Currently, AI medical devices are being trained on datasets in which Latino and Black patients are underrepresented, meaning the devices are less likely to make accurate predictions for patients from these groups. In order to avoid deepening health inequities, developers must ensure their AI models are calibrated for all racial and gender groups by training them with datasets that represent all of the populations the medical device or system will ultimately serve, according to the task force.

Though these recommendations were developed with a focus on nuclear medicine and medical imaging, Herington believes they can and should be applied to AI medical devices broadly. "The systems are becoming ever more powerful all the time and the landscape is shifting really quickly," said Herington. "We have a rapidly closing window to solidify our ethical and regulatory framework around these things."


AI Changing Surgical Procedures and Health Screenings

AI is not just a futuristic concept, but a present-day game-changer in surgical care. “Artificial intelligence is poised to transform surgery in the same way that the use of anesthesia, the discovery of antibiotics, and the introduction of minimally invasive surgery have altered surgical care,” said Dr. Danielle S. Walsh, who is a professor and vice chair of surgery for quality and process improvement at the University of Kentucky, Lexington, Kentucky.
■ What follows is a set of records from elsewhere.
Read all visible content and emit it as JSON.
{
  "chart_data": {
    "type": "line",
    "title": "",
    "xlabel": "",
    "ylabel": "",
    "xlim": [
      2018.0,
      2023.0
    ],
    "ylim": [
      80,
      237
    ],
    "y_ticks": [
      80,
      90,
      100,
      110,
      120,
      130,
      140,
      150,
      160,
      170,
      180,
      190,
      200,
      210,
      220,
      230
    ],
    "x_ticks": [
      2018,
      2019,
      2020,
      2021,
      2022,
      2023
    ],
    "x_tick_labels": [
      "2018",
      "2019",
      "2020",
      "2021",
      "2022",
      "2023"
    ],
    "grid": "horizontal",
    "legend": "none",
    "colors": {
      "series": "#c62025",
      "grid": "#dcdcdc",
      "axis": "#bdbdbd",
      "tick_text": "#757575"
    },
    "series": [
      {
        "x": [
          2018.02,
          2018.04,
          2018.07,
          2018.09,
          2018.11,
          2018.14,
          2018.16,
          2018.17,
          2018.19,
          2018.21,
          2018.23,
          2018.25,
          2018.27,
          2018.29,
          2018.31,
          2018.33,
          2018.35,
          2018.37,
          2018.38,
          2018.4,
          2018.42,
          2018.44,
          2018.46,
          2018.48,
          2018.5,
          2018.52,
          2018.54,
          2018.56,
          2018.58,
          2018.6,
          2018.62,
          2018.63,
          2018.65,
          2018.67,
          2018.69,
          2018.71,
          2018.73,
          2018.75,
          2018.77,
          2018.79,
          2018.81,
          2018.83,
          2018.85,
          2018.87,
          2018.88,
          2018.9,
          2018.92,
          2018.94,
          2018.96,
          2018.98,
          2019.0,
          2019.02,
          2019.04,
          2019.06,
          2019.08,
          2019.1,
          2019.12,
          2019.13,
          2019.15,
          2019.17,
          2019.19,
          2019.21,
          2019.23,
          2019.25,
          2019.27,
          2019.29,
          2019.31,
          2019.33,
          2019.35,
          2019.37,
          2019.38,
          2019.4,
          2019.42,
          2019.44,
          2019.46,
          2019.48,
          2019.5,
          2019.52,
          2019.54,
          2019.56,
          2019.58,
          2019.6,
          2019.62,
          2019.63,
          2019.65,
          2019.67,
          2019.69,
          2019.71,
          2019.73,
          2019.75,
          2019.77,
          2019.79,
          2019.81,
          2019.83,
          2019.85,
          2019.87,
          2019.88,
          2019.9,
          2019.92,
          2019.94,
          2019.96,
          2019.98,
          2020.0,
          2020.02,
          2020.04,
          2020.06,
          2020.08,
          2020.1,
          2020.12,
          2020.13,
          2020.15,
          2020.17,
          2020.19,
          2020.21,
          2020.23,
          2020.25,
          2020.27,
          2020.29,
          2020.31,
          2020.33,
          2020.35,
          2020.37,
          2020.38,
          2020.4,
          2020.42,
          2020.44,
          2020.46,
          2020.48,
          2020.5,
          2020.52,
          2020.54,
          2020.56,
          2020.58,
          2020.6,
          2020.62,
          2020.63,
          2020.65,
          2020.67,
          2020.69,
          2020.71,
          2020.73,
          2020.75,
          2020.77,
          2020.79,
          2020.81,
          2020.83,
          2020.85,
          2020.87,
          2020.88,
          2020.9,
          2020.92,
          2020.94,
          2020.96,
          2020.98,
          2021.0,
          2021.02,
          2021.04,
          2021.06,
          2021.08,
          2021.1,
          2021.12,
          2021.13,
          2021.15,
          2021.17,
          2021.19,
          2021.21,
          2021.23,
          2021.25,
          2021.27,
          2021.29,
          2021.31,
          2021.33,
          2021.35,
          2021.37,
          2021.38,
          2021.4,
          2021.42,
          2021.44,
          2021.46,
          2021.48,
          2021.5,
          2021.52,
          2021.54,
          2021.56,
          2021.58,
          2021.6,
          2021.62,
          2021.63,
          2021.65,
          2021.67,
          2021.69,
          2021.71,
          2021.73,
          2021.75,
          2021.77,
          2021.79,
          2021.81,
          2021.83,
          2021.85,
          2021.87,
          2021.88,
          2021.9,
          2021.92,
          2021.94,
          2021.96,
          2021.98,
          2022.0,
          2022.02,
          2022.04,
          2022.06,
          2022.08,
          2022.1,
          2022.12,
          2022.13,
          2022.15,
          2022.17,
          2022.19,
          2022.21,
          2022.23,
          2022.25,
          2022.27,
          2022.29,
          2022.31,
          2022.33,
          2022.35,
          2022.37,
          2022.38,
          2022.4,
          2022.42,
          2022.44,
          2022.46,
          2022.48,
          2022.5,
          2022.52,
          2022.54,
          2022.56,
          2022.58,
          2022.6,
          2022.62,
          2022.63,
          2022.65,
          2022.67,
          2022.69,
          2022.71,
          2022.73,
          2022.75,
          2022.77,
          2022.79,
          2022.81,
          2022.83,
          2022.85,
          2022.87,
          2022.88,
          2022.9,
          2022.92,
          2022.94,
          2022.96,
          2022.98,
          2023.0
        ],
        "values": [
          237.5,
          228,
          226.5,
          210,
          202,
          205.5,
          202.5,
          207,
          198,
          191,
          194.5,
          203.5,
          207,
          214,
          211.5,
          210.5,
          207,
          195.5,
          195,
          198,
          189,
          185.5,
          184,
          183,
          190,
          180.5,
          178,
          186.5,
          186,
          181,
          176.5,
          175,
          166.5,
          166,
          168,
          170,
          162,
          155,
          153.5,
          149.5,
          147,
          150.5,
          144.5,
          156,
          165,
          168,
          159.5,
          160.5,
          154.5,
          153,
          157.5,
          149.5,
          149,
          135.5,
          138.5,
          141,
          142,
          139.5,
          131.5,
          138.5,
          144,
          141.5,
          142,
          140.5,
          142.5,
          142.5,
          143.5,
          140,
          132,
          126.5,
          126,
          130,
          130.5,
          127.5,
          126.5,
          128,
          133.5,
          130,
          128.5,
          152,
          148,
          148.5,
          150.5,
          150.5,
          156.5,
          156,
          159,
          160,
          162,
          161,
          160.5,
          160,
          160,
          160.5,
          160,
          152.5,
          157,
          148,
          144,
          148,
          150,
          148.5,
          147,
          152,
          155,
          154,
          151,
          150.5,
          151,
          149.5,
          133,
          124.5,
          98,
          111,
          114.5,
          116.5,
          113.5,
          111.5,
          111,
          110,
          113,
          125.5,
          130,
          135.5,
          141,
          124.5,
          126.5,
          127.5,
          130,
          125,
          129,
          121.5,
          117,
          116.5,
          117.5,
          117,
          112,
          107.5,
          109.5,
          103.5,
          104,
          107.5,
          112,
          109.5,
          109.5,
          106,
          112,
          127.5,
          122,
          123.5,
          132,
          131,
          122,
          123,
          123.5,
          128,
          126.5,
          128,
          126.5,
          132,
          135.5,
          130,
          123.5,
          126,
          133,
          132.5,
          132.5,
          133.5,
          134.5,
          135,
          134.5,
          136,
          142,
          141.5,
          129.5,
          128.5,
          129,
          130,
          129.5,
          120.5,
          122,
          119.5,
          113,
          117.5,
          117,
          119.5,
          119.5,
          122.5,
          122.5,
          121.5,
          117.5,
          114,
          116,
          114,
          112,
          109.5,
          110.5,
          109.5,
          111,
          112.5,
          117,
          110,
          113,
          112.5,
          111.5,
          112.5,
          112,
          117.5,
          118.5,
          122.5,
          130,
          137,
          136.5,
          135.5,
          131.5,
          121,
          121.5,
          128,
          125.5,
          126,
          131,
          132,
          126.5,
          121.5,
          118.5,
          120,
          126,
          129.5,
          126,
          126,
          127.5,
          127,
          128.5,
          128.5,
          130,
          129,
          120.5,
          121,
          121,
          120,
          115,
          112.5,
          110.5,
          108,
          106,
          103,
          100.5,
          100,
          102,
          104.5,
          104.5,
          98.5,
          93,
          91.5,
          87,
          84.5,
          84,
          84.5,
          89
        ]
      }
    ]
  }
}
One tangible example of how AI technology can make surgical procedures safer is the removal of a gallbladder. The gallbladder has a branch, kind of like a branch on a tree. "There's one branch that goes over the gallbladder, and out of all the different branches, you have to find exactly the right one," said Dr. Walsh. “One of the mistakes that can happen in surgery is somebody cuts the wrong branch. And if you were a surgeon in the operating room about to cut the wrong one, you might get a red flashing signal warning you are about to cut the wrong structure."

AI also is being harnessed by some scientists to predict which molecules can best treat illnesses and to quickly screen existing medicines for new applications. Researchers reporting in ACS Central Science have used one such deep learning algorithm, and found that dihydroartemisinin (DHA), an antimalarial drug and derivative of a traditional Chinese medicine, can treat osteoporosis as well.